We fietsen 5 km terug naar het laatste dorpje, en vragen hoe vaak er vervoer is terug naar Ifakara. "Er is een keer per dag een auto, maar die gaat ’s ochtends." Maar er is natuurlijk ook een keer per dag een trein. Leuker en comfortabeler, lijkt ons. Wel lastig om de juiste tijd te achterhalen, want in Tanzania gebruikt men Swahili-tijd: om 6 uur ’s ochtends beginnen ze te tellen, en om 6 uur ’s avonds beginnen ze overnieuw. Een uur ’s avonds ‘Swahilitime’ is dus 19:00 uur ‘English time’, en even denken we dat de trein zo laat gaat, maar na doorvragen blijkt het toch andersom te zijn. Een uur ’s nachts voor ons, zeven uur ’s avonds in Tanzania. We doden de tijd met schaken en cola drinken, en worden door een jonge agrarisch adviseur ongerust gemaakt over het bagagebeleid van de trein. Bij de fietsen zitten is uitgesloten, en veiligheid is slecht, zegt hij.
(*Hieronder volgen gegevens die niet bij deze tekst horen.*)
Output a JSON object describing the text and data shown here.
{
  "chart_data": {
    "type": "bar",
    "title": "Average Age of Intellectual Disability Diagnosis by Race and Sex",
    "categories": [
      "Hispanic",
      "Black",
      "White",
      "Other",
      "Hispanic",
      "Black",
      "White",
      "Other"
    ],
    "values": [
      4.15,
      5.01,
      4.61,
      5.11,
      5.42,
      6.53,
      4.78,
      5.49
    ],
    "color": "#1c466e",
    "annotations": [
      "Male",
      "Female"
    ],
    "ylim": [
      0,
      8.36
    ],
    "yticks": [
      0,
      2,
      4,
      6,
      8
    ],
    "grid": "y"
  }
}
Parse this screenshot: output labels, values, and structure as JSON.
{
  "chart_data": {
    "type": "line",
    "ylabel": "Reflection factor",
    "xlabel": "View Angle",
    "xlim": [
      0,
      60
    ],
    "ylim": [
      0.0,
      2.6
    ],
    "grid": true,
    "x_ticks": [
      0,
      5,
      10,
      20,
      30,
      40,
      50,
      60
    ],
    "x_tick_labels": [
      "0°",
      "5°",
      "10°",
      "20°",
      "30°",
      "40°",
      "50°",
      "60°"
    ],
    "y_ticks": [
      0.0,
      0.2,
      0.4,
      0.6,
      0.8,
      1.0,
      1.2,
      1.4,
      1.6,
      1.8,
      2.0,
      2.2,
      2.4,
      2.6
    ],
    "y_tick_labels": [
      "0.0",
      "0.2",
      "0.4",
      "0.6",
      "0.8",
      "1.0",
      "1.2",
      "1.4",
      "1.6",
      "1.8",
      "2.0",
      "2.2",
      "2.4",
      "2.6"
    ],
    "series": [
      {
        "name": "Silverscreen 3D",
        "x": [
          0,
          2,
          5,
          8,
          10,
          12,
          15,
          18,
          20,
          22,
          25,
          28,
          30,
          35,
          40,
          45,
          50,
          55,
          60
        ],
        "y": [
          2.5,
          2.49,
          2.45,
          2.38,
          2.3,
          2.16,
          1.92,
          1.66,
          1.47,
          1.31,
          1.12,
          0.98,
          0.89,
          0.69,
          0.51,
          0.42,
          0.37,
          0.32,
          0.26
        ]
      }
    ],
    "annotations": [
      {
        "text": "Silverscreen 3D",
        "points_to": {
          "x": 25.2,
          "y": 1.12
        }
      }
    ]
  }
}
Dan vertelt de vrouw van het cafe dat er ook een bevoorradingstruck vanavond terugrijdt naar Ifakara. We hebben gehoord dat de trein er 6 uur over doet, en dat lijkt ons, naast de slechte fietsveiligheid, ook wat lang voor 120 km, dus we gokken op de auto. Die komt tegen de schemering. Mooi lege laadbak, we tillen de fietsen er opgeladen op, en maken ons op voor een uurtje of 2 terughobbelen.
Het loopt iets anders. Er komt 32 zakken met 150 kg rijst bij, erg veel kratjes lege flessen, en behoorlijk wat mensen, en eigenlijk passen onze fietsen er niet meer bij. ‘Dan binden we ze toch buitenop?’ Eh, nee. Men lacht ons uit om hoe voorzichtig we met onze dierbare vriendjes zijn, maar gelukkig worden ze uiteindelijk goed behandeld.
Dat de weg slecht is weten we natuurlijk al, dat een flinke truck er zoveel moeite mee zou hebben hadden we niet verwacht. We doen ruim 7 uur over de 120 km, net iets sneller dan we er met de fiets over gedaan hebben.
Er volgt een week met ziekenhuisbezoek, antibioticaslikken, schaken en dammen op de kamer, poolen in het cafe aan de andere kant van de straat en heel veel rust. Dan vertrekken we voor de tweede keer uit Ifakara, weer met de fiets. Eerst waren we van plan weer met auto of trein tot ons verste punt terug te gaan, maar dat willen we onze fietsen niet aan doen.
Drie dagen later zijn we in Taveta, het dorp waar volgens onze kaart de weg ophoudt. Op aanwijzingen met veel voor ons onbegrijpelijk gemaar en probleemwaarschuwingen komen we nog een paar kilometer verder over een heel smal paadje, dan vragen we de weg aan een oude man.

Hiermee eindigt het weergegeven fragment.